Smoothies are abundant in Vietnam, cool smoothies with fresh dragon-fruit, custard apple, avocado, soursop, and jackfruit blended with ice and condensed milk or yogurt, are sold almost everywhere on the street in the simplest mobile carts.

BEER

Vietnamese beer culture is influenced by traditional European styles while also developing its own taste of beer known as Bia hơi – draft beer. Draft beer is created fresh every day, unlike canned or bottled beer, and has no additions or preservatives. Draft beer is always in its purest form, foamy and light, with a crisp flavor reminiscent of rice. Draft beer will become undrinkable after around 20 hours since it will get flat and taste terrible.
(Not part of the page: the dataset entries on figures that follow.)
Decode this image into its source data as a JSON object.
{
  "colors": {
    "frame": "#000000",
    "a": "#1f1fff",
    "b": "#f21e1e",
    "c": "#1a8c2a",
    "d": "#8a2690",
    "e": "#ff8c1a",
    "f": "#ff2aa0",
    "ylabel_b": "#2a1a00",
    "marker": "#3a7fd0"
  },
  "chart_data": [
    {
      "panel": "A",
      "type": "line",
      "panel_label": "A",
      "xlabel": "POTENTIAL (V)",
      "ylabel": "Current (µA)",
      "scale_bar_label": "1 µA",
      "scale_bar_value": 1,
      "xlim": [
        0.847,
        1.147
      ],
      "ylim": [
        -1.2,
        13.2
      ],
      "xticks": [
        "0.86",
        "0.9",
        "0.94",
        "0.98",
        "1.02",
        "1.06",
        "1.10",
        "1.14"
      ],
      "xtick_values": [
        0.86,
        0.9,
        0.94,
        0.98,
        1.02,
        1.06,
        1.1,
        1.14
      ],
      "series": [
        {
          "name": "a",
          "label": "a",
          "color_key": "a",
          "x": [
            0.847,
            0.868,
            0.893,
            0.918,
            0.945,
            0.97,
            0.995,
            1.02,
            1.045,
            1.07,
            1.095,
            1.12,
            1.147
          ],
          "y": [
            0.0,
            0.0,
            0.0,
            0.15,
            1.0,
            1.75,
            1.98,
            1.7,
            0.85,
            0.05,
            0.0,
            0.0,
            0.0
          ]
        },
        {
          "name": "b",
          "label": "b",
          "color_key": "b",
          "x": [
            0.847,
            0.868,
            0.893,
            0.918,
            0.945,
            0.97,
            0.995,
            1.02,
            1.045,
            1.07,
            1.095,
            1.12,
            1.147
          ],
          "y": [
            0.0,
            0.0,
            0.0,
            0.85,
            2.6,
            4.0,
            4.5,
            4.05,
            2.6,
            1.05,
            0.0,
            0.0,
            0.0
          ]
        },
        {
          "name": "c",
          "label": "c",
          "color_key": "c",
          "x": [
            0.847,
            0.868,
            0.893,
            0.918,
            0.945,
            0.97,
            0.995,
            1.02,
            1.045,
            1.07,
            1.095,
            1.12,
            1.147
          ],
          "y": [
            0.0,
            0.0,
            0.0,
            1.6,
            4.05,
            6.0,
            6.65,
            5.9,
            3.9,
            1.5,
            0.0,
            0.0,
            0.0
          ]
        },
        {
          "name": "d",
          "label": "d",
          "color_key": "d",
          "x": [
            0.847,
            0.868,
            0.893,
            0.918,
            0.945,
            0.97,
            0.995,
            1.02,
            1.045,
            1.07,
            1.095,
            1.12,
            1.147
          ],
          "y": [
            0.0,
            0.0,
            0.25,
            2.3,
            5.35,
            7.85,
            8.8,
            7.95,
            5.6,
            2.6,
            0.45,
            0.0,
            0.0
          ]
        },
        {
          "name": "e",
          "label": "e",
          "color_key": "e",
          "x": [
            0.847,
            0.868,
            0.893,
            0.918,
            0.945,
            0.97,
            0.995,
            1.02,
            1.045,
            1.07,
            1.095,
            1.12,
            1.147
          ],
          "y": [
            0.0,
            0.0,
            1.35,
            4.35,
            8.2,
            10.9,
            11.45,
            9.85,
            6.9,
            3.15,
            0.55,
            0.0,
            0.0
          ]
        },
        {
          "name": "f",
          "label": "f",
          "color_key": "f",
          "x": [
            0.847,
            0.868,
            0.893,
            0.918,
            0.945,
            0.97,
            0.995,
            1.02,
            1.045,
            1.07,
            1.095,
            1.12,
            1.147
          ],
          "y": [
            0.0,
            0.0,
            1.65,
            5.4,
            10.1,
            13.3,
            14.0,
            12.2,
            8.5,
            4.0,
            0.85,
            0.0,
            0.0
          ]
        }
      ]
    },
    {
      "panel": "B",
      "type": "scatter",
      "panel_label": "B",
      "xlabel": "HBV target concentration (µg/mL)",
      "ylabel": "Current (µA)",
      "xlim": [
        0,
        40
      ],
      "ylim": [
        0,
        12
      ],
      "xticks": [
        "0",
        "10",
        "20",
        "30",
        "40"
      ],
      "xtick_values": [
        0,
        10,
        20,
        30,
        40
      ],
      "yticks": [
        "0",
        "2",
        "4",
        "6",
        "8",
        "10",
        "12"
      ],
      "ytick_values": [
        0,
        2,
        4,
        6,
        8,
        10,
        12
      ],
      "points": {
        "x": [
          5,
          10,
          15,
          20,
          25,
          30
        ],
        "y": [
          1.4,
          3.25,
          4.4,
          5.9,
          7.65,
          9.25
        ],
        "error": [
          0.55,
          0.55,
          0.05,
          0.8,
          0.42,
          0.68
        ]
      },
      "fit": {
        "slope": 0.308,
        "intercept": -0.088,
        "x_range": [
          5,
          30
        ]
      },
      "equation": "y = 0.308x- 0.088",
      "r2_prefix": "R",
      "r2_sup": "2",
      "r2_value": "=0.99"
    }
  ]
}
Every city in Vietnam appears to have its own brand of beer. For example, Saigon Beer is produced in Ho Chi Minh City, Huda or Hue Beer is produced in Hue, Hanoi Beer is produced in Hanoi, and so on. A Vietnamese drinking session is accompanied by a variety of local snacks: peanuts, Vietnamese rice crackers, fried tofu, French fries, cheese sticks; or even delicious dishes like a feast, such as fried frog meat, fried salted chicken feet, fermented raw sausage, coconut snails sautéed with butter, clams steamed with lemongrass, grilled squid,… and they all go well with beer.
Beer is available everywhere in Vietnam from rural to urban and from luxurious restaurants to street vendors. A trip to Hanoi isn’t complete unless you go to Draft beer Corner (near the intersection of Lương Ngọc Quyến, Tạ Hiện, and Đinh Liệt streets) at night and enjoy beer. Many visitors to Vietnam considered that sipping bia hơi on Hanoi’s streets is as symbolic as eating pad Thai in Bangkok. In Vietnam, during the “beer meeting” with locals, you will hear and say that magic spell, which makes your beer a lot better: “Mot – Hai – Ba – Dô!” (1 – 2 – 3 – Cheers!)

Conclusion:

The beverage culture of Vietnam has existed since former periods through farming. From early morning until late afternoon, they have to go to the paddy fields to cultivate, so it requires some refreshments and water replenishing. Over time, beverages have been modified to suit the culture and era, but still retain the traditional and rustic features in each drink which makes Vietnam such a feast of experiences, culture, views, and flavors.